Tuesday, May 21, 2013

Minnesota Illustrates That About the Only Way to Defeat Conservatives is to Let Them Win

Huh –

The American voting public is not particularly liberal.  The nation could be described as slightly right of center, particularly on fiscal issues of government spending.  Conservatives with their message of individual freedom, lower government regulation, let people alone, lower taxes and the like have a better story to tell, and they tell it well.  In fact, were they to actually live up to that philosophy in total they would be the permanent majority party.  On paper it's a good story.

But in practice conservatives do not live up to their ideals.  So about the only way to defeat them is to demonstrate their hypocrisy to the American voters, and about the only way to do this, absent tens of millions of dollars for campaigns to educate voters, is to let them win, let them govern and then let the public vote them out when they see what is really going on.

Such is the case in Minnesota.  Two years ago the Republicans controlled the state legislature, and shut down state government rather than allow taxes to increase on the very wealthy.  They also thought they would cement their power with a big vote banning marriage equality.

Just two years ago opponents seized a surprise opportunity to try to permanently ban it in Minnesota.
After winning unprecedented control of both chambers in the Legislature, Republicans decided to ask voters to approve a constitutional amendment that would permanently make same-sex marriage illegal.

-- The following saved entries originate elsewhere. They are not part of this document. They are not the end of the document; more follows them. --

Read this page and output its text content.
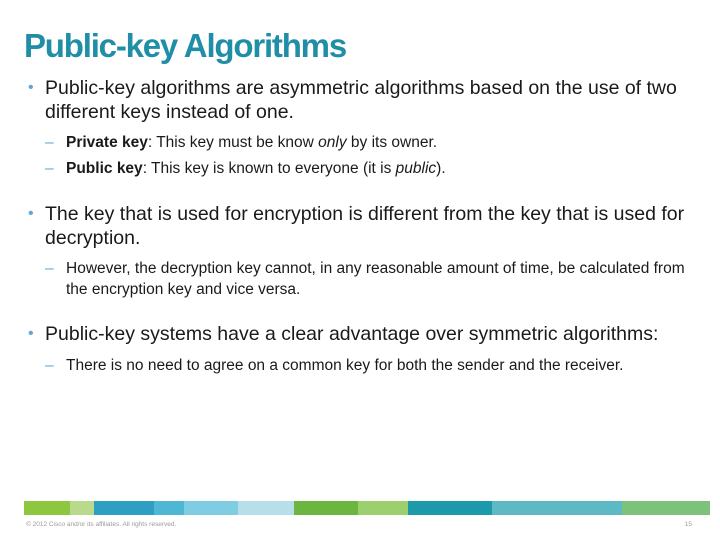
Public-key Algorithms
• Public-key algorithms are asymmetric algorithms based on the use of two different keys instead of one.
– Private key: This key must be know only by its owner.
– Public key: This key is known to everyone (it is public).
• The key that is used for encryption is different from the key that is used for decryption.
– However, the decryption key cannot, in any reasonable amount of time, be calculated from the encryption key and vice versa.
• Public-key systems have a clear advantage over symmetric algorithms:
– There is no need to agree on a common key for both the sender and the receiver.
© 2012 Cisco and/or its affiliates. All rights reserved.	15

The amendment touched off the most ferocious battle of the 2012 elections in the state, galvanizing activists on both sides and drawing millions of dollars in campaign spending.

But the nation has changed, changed faster than conservatives realized.

In a stunning defeat, Minnesota voters rejected the measure, the first to do so among the 31 states that have voted on the question.

When it was over, gay marriage remained illegal. Unwilling to waste momentum, Minnesotans United for All Families, the lead group pushing for same-sex marriage, moved quickly to hire a dozen seasoned lobbyists to press its case at the Capitol, including several with deep Republican ties.

The great result, two years after Republicans thought they could ban marriage equality in the state Constitution, Minnesota  made marriage equality the law of the state.  So yes, once voters realize what they got when they voted in Republicans, once they realize they did not get what they thought conservatives stood for, out they go.  Are you listening North Carolina, Florida, Michigan, Wisconsin, Ohio and Pennsylvania?